Painting the town red.”
Meaning to go out and have a wild night of fun, and probably debauchery. The phrase is most likely from this crazy drunken night the Marquis of Waterford had in 1837. This guy and some friends went all across an English town, knocking over flowerpots, breaking windows, and finally the mob literally painted a tollgate, the doors of several homes and a swan statue with red paint. I mean, they literally painted the town red, because who knows why.

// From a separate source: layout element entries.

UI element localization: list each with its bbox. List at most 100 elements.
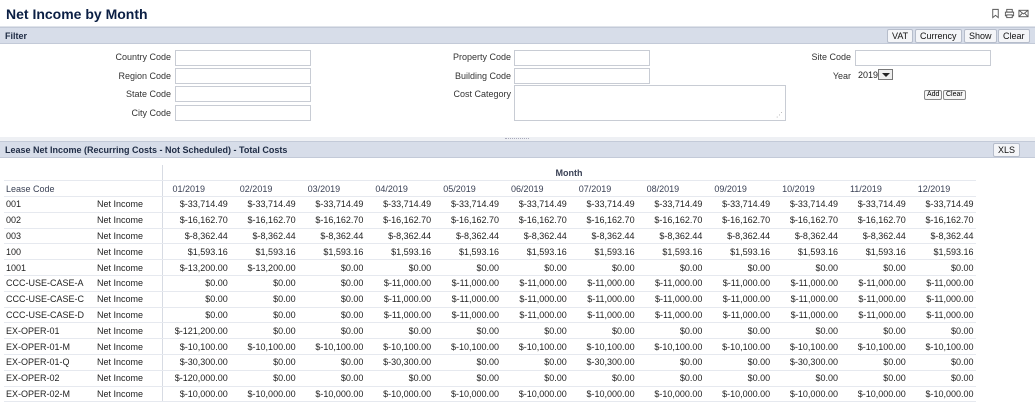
table-row[interactable]: EX-OPER-01 Net Income $-121,200.00 $0.00 $0.… <box>4 322 976 340</box>
amount-cell[interactable]: $0.00 <box>907 354 976 371</box>
amount-cell[interactable]: $-10,000.00 <box>704 386 773 403</box>
amount-cell[interactable]: $1,593.16 <box>839 243 908 261</box>
amount-cell[interactable]: $-11,000.00 <box>772 307 840 324</box>
site-code-input[interactable] <box>855 50 991 66</box>
amount-cell[interactable]: $-8,362.44 <box>433 228 501 245</box>
amount-cell[interactable]: $-10,100.00 <box>500 338 569 356</box>
property-code-input[interactable] <box>514 50 650 66</box>
amount-cell[interactable]: $0.00 <box>365 322 434 340</box>
amount-cell[interactable]: $-10,100.00 <box>636 338 705 356</box>
amount-cell[interactable]: $-11,000.00 <box>704 307 773 324</box>
print-icon[interactable] <box>1004 8 1015 19</box>
amount-cell[interactable]: $-16,162.70 <box>297 212 366 229</box>
amount-cell[interactable]: $0.00 <box>704 259 773 277</box>
amount-cell[interactable]: $0.00 <box>162 291 230 308</box>
amount-cell[interactable]: $-11,000.00 <box>907 291 976 308</box>
amount-cell[interactable]: $0.00 <box>297 370 366 387</box>
amount-cell[interactable]: $-11,000.00 <box>839 291 908 308</box>
bookmark-icon[interactable] <box>990 8 1001 19</box>
amount-cell[interactable]: $-10,000.00 <box>433 386 501 403</box>
amount-cell[interactable]: $-8,362.44 <box>162 228 230 245</box>
splitter-handle[interactable] <box>505 138 529 140</box>
amount-cell[interactable]: $0.00 <box>433 370 501 387</box>
amount-cell[interactable]: $-16,162.70 <box>907 212 976 229</box>
amount-cell[interactable]: $-33,714.49 <box>229 196 298 213</box>
currency-button[interactable]: Currency <box>915 29 962 43</box>
amount-cell[interactable]: $-11,000.00 <box>568 291 637 308</box>
month-header[interactable]: 05/2019 <box>433 180 501 198</box>
table-row[interactable]: 1001 Net Income $-13,200.00 $-13,200.00 $0.0… <box>4 259 976 277</box>
amount-cell[interactable]: $-10,100.00 <box>229 338 298 356</box>
amount-cell[interactable]: $0.00 <box>297 259 366 277</box>
amount-cell[interactable]: $-30,300.00 <box>162 354 230 371</box>
amount-cell[interactable]: $-10,000.00 <box>772 386 840 403</box>
amount-cell[interactable]: $0.00 <box>704 322 773 340</box>
amount-cell[interactable]: $0.00 <box>500 370 569 387</box>
amount-cell[interactable]: $1,593.16 <box>772 243 840 261</box>
table-row[interactable]: 001 Net Income $-33,714.49 $-33,714.49 $-33,… <box>4 196 976 213</box>
amount-cell[interactable]: $0.00 <box>229 322 298 340</box>
region-code-input[interactable] <box>175 68 311 84</box>
month-header[interactable]: 12/2019 <box>907 180 976 198</box>
table-row[interactable]: CCC-USE-CASE-C Net Income $0.00 $0.00 $0.00 $… <box>4 291 976 308</box>
table-row[interactable]: EX-OPER-02 Net Income $-120,000.00 $0.00 $0.… <box>4 370 976 387</box>
amount-cell[interactable]: $0.00 <box>500 259 569 277</box>
amount-cell[interactable]: $-10,000.00 <box>568 386 637 403</box>
amount-cell[interactable]: $1,593.16 <box>568 243 637 261</box>
amount-cell[interactable]: $-16,162.70 <box>229 212 298 229</box>
month-header[interactable]: 07/2019 <box>568 180 637 198</box>
amount-cell[interactable]: $0.00 <box>839 322 908 340</box>
amount-cell[interactable]: $-10,000.00 <box>839 386 908 403</box>
amount-cell[interactable]: $-33,714.49 <box>636 196 705 213</box>
amount-cell[interactable]: $-11,000.00 <box>772 275 840 292</box>
amount-cell[interactable]: $0.00 <box>433 259 501 277</box>
amount-cell[interactable]: $-33,714.49 <box>772 196 840 213</box>
country-code-input[interactable] <box>175 50 311 66</box>
amount-cell[interactable]: $-13,200.00 <box>162 259 230 277</box>
amount-cell[interactable]: $0.00 <box>636 354 705 371</box>
lease-code-cell[interactable]: EX-OPER-01-Q <box>4 354 95 371</box>
lease-code-cell[interactable]: CCC-USE-CASE-D <box>4 307 95 324</box>
amount-cell[interactable]: $-10,000.00 <box>297 386 366 403</box>
amount-cell[interactable]: $-120,000.00 <box>162 370 230 387</box>
table-row[interactable]: EX-OPER-01-M Net Income $-10,100.00 $-10,10… <box>4 338 976 356</box>
amount-cell[interactable]: $-16,162.70 <box>162 212 230 229</box>
amount-cell[interactable]: $1,593.16 <box>229 243 298 261</box>
amount-cell[interactable]: $1,593.16 <box>907 243 976 261</box>
amount-cell[interactable]: $-16,162.70 <box>636 212 705 229</box>
amount-cell[interactable]: $0.00 <box>907 322 976 340</box>
month-header[interactable]: 11/2019 <box>839 180 908 198</box>
amount-cell[interactable]: $0.00 <box>297 322 366 340</box>
lease-code-cell[interactable]: 003 <box>4 228 95 245</box>
building-code-input[interactable] <box>514 68 650 84</box>
amount-cell[interactable]: $0.00 <box>500 354 569 371</box>
amount-cell[interactable]: $-11,000.00 <box>839 275 908 292</box>
lease-code-cell[interactable]: EX-OPER-02-M <box>4 386 95 403</box>
month-header[interactable]: 03/2019 <box>297 180 366 198</box>
amount-cell[interactable]: $0.00 <box>297 354 366 371</box>
amount-cell[interactable]: $0.00 <box>365 370 434 387</box>
amount-cell[interactable]: $-16,162.70 <box>365 212 434 229</box>
amount-cell[interactable]: $0.00 <box>907 370 976 387</box>
amount-cell[interactable]: $-121,200.00 <box>162 322 230 340</box>
amount-cell[interactable]: $1,593.16 <box>297 243 366 261</box>
amount-cell[interactable]: $-10,000.00 <box>365 386 434 403</box>
amount-cell[interactable]: $-11,000.00 <box>433 291 501 308</box>
add-button[interactable]: Add <box>924 90 943 100</box>
email-icon[interactable] <box>1018 8 1029 19</box>
amount-cell[interactable]: $-10,000.00 <box>636 386 705 403</box>
table-row[interactable]: CCC-USE-CASE-D Net Income $0.00 $0.00 $0.00 $… <box>4 307 976 324</box>
amount-cell[interactable]: $0.00 <box>839 370 908 387</box>
amount-cell[interactable]: $-11,000.00 <box>500 275 569 292</box>
amount-cell[interactable]: $0.00 <box>772 370 840 387</box>
amount-cell[interactable]: $0.00 <box>636 322 705 340</box>
table-row[interactable]: CCC-USE-CASE-A Net Income $0.00 $0.00 $0.00 $… <box>4 275 976 292</box>
amount-cell[interactable]: $0.00 <box>229 354 298 371</box>
amount-cell[interactable]: $0.00 <box>636 370 705 387</box>
amount-cell[interactable]: $-11,000.00 <box>636 307 705 324</box>
clear-button[interactable]: Clear <box>998 29 1030 43</box>
amount-cell[interactable]: $-11,000.00 <box>907 307 976 324</box>
amount-cell[interactable]: $0.00 <box>229 370 298 387</box>
amount-cell[interactable]: $0.00 <box>772 322 840 340</box>
amount-cell[interactable]: $-8,362.44 <box>500 228 569 245</box>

Another theory is that the phrase came out of the brothels of the American West, and referred to guys going around acting like their whole town were a red-light district. But I’m sticking with a member of the English aristocracy going around painting crap.
"A pipe dream"
So this phrase is less cool than going nuts on an English village with a bucket of red paint. It means that a wish is entirely unattainable, and it most likely stems from opium addictions, and the wild hallucinations people would get after smoking opium from a pipe.
"The Dog Days of Summer"
Contrary to how it may feel, the Dog Days aren’t just called that because it’s stupid freaking hot out during those weeks and it makes us pant like dogs; it actually comes from Roman astronomers. During the days between July 3rd and August 11th, they noticed that Sirius, or “the dog star” was still chilling in the sky (though not literally because that thing runs at about 9,940˚K), so they thought that because Sirius was in the sky too that’s what made those days of the year so hot.